The Croagh Patrick Heritage Trail - Ballintubber to Aughagower Print

Trail Surface: Forest Tracks, farmland, country Roads and boreens.

Difficulty: Hard

Distance: 25.5 Km

Duration: 6-8 hours

Start: Car park in Ballintubber

O/S maps 1:50000: 31, 38


Our walk today features Day Two of the Croagh Patrick Heritage Trail Festival walk which was held over the St Patrick's Holiday weekend in March. Today's stage will bring us from Ballintubber Abbey to the picturesque village of Aughagower. The bi-annual festival is organised each year by the hard working Clogher Environmental Group and attracts in the region of 70 to 100 walkers to the area. The environmental group partner with a worthy charity to help raise funds and increase the profile of the walk. Mayo Roscommon Hospice is the charity for today's walk and there are plans in place to partner up with Western Care for the autumn walk.
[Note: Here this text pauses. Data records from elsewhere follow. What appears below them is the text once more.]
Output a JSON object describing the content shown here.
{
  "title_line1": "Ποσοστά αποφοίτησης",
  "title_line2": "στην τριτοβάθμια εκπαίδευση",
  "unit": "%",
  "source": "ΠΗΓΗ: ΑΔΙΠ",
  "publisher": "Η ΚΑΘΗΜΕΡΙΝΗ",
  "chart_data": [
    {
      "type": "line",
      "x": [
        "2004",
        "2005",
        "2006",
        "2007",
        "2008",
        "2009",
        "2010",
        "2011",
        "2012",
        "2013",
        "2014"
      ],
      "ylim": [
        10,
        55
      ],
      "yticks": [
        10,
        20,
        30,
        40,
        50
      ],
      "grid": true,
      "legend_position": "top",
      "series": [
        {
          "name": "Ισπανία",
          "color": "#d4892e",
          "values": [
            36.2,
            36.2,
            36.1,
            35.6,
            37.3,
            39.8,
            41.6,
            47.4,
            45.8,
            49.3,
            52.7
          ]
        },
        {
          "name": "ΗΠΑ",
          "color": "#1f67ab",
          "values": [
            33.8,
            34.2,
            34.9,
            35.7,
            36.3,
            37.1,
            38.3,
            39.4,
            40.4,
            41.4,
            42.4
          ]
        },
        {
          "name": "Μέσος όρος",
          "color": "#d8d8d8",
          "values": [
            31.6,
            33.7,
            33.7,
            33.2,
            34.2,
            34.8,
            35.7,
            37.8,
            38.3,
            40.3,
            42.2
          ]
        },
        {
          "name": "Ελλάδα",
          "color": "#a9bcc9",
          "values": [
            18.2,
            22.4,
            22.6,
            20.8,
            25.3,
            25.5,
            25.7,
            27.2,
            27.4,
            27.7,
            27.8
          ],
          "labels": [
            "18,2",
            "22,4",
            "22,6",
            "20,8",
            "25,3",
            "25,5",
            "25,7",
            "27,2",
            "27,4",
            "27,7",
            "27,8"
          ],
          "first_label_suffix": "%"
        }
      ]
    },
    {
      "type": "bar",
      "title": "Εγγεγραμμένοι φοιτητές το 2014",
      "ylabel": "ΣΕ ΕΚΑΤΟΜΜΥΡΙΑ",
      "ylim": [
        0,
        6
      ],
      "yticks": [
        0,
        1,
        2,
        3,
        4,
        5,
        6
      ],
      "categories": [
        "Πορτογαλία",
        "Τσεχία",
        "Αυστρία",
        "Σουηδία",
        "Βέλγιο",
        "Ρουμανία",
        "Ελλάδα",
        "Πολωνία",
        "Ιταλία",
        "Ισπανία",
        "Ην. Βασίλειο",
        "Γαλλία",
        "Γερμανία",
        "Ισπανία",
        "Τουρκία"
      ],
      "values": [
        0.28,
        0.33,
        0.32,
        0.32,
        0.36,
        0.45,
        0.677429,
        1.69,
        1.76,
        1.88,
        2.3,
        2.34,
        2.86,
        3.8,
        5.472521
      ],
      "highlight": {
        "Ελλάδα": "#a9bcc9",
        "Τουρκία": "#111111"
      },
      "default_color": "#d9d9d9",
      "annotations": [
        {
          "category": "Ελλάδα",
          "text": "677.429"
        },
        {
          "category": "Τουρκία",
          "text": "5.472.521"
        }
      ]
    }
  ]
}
As we depart from Ballintubber Abbey, the excitement among the walkers is clearly audible in the crisp morning air as they swap stories and experiences from the previous day's trek. The Abbey itself was founded in 1216 by Cathal Crovderg O'Connor and is an important sacred Irish historical site. The abbey has suffered a turbulent history through suppression and fire however and as poet Cecil Day Lewis wrote, "it refused to die," and worship continued. Today, Ballintubber is recognised as the country's only royal abbey that has been in continuous use down the generations and is currently celebrating its 800 year anniversary. Tioboid na Loing, a son of Granuaile is actually buried in the sacristy.


Ballintubber Abbey


Our first meal break is in the little village of Killawalla located in the foothills of the Partry Mountains. Killawalla is an Anglicisation of the gaelic "Coill a Bhaile" meaning "wood of the road or pass". During penal times "Sean na Sagart" was a legendary priest hunter who frequented these areas. He received a large bounty for each priest's head he collected and then he tossed these heads into a lake nearby called Loch na gCeann.  He is buried in Ballintubber Abbey where an ash tree marks his grave. He is buried facing north where the sun never rises. This is in contrast to the other graves in the graveyard that face the east and the rising sun.

From Killawalla we journey through the town land of Bellaburke and then on to the Aille River and its famous caves.  In 2008, A Polish cave explorer named Artur Kozlowski reached 103 metres (338ft) below ground here. This surpassed the previous British/Irish record of 90 metres attributed to Britain's deepest cave, Wookey Hole, in the Mendip Hills in Somerset. Then, as we ascended the long slow drag up Teevenish Hill through closed in Coillte forestry, the conversations stopped and all eyes searched for the inevitable clearing at the summit. The hard walking paid off, however, as the view from this top is a joy to behold. The sun was setting in the west, silhouetting Croagh Patrick, whilst Aughagower, nestling in the valley with its famous round tower, was soaking up the last rays of the evening sun. Classic!